Investigating how secondary school students learn to solve correlational problems: quantitative and qualitative discourse approaches to the development of self-regulation

In this study we examined the transition from other to self-regulation by drawing on Vygotsky's general genetic law of cultural development and on Bakhtin's notion of genre appropriation. We attempted to replicate previous sociocultural research findings on the development of self-regulation with older students and a formal academic multiple-variant task.

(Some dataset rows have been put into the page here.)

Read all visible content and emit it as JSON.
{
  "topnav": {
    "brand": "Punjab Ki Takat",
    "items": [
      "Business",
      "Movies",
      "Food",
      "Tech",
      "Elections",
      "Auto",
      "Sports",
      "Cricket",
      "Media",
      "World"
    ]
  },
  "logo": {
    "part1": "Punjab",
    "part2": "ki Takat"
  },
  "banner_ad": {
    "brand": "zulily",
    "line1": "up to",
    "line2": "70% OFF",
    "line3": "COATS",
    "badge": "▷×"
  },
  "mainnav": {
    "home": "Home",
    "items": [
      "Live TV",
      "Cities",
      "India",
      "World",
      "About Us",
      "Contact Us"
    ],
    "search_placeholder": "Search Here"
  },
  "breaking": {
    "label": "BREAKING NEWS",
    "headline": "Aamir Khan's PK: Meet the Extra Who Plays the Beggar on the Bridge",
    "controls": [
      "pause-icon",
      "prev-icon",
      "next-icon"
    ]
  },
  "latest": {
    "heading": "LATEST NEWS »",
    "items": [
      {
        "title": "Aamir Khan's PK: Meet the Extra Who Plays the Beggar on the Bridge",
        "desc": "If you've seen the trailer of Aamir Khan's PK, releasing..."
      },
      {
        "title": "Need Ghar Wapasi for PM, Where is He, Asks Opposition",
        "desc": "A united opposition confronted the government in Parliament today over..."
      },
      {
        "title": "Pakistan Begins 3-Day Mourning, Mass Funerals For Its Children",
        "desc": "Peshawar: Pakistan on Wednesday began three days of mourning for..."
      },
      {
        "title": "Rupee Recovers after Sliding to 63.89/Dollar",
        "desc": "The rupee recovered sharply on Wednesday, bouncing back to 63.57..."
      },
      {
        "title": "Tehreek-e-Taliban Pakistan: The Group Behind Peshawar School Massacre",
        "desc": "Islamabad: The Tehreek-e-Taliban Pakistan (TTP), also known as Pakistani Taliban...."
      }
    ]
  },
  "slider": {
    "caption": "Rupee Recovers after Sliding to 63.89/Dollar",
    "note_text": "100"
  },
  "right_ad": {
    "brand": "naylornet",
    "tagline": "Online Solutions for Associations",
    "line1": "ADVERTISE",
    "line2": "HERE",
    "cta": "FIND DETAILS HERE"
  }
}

We aimed at extending this body of research by employing both qualitative and quantitative discourse analytic approaches. Ten secondary school students were individually tutored by their geography teacher in how to solve correlational problems. Every student worked with the teacher for about three hours and solved a minimum of seven correlational problems. All tutorial sessions were videotaped and subsequently transcribed. A coding scheme was developed and all instructional discourse was segmented and coded by two independent judges. On the whole, quantitative discourse analysis supported the notion of a transition from other to self-regulation in the area of correlational reasoning. Additionally, it was found that teacher regulation was differentiated within tasks and that certain properties of discourse influence how explicit student self-regulation is. Qualitative discourse analysis supported the notion of the assimilation of the voice of the teacher into the voice of the student. A three dimensional conception of learning is proposed and the implications of the study are discussed.